Dona de uma personalidade forte, a pequena não queria caminhar nas sessões de fisioterapia realizadas no hospital. No dia em que deu alta, entretanto, não esperou pela cadeira de rodas. “Ela saiu caminhando do nosso lado, depois que eu a vesti com a roupa que ela mesma escolheu”, lembra a mãe, satisfeita.
Renovação
Além de casinhas de boneca, tapetes de montar com desenhos coloridos e porta-retratos espalhados por toda a sala, se vê um pinheiro de Natal logo ao entrar no cômodo. Ele foi montado ainda em outubro, um mês antes do acidente, quando Maria Clara decidiu que deveriam decorar a casa. Clarinha, inclusive, já havia feito a cartinha com o pedido ao Papai Noel, demonstrando sua ansiedade. O velhinho aparece todos os anos, um costume da família. Esse ano, entretanto, a data traz novo sentido. “É um Natal diferente, de renovação, de alegria, pois Deus nos devolveu ela”, diz a mãe. E o pai completa: “Vai ser o melhor todos”, diz. Sobre a cartinha? Sim, o pedido foi atendido e Clarinha vai ser vista pedalando em seu presente novo, pela vizinhança, muito em breve.
“Deus colocou as pessoas certas, na hora certa”

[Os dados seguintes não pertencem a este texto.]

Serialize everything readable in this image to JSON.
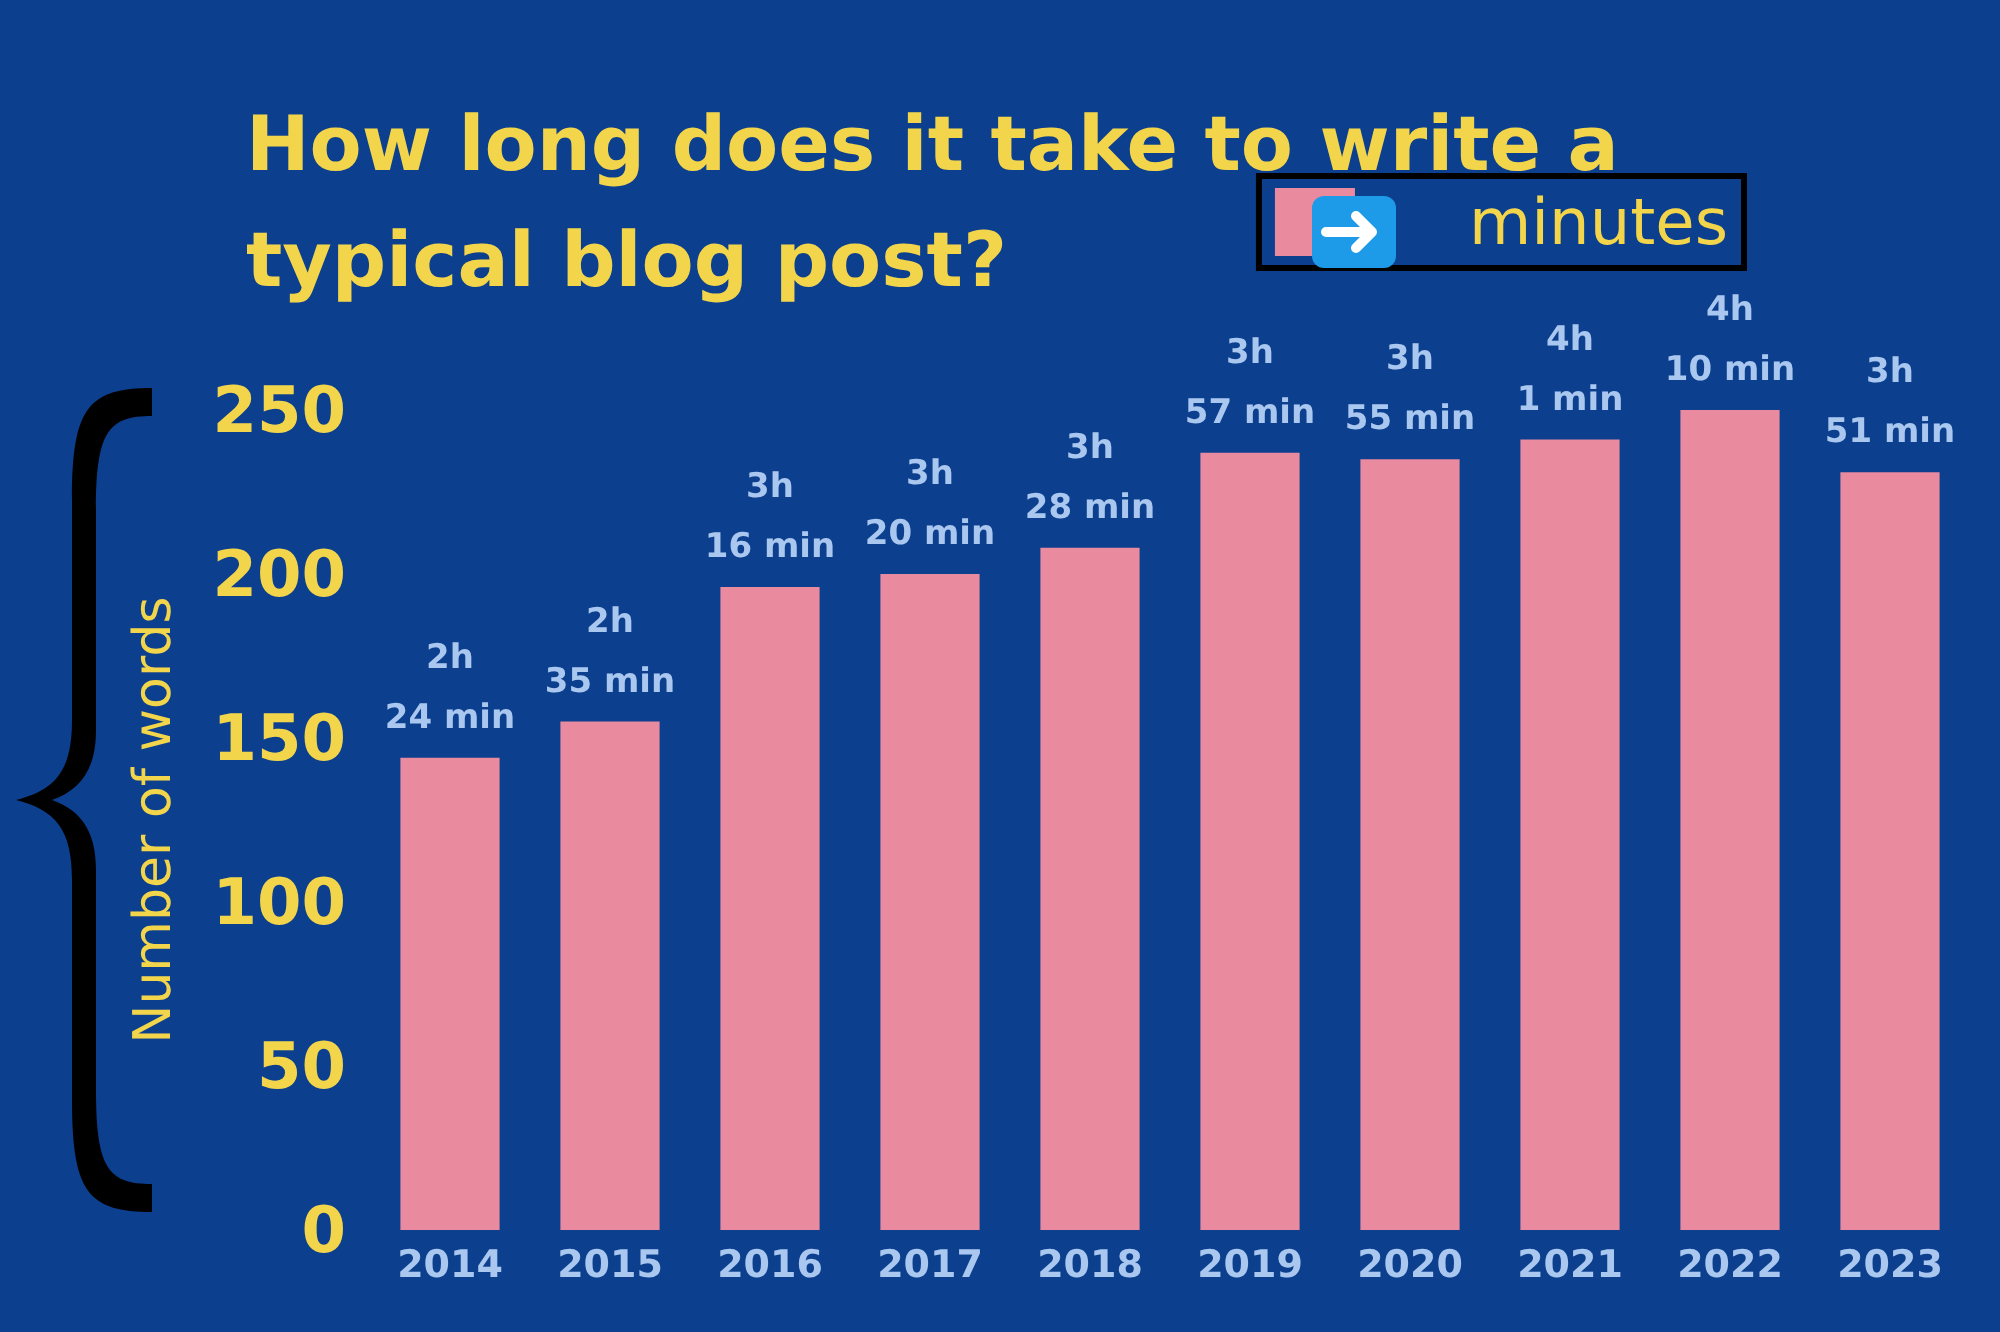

A frase é da Camila, que faz questão de agradecer, repetidamente, todos que participaram do atendimento de Maria Clara. No momento do acidente, um médico estava na sorveteria, instalada alguns metros do local. Ele não pensou duas vezes em auxiliar no socorro. Uma enfermeira que passava próximo, também prestou ajuda até a chegada das ambulâncias. “Foi muito rápido tudo e muito eficiente. Se não fosse esse atendimento pré-hospitalar, ela não teria se recuperado tão bem”, afirma. A mãe de Clarinha agradece o cuidado que a menina recebeu no hospital e agradece à equipe. “Parece que foi proposital. Haviam pessoas certas, na hora certa”, diz.
Sem ressentimentos
Em relação ao autor do atropelamento, a família diz não guardar mágoas, porém, procura não pensar. “Estamos tão felizes, não pelo acidente, mas pela volta da Clarinha e pela saúde dela, por Deus ter nos atendido, que nem pensamos nisso”, afirma. Familiares do motorista estiveram no hospital, na mesma tarde, oferecendo auxílio, mas nunca mais houve contato. “Nós não sabemos quem eles são. Sei apenas o nome, porque está no boletim de ocorrência, mas não os conhecemos”, comenta e completa: “O que importa pra nós, verdadeiramente, é ela, a Clarinha”, conclui a mãe, que renasceu junto com a filha, no dia em que a menina deu alta do hospital.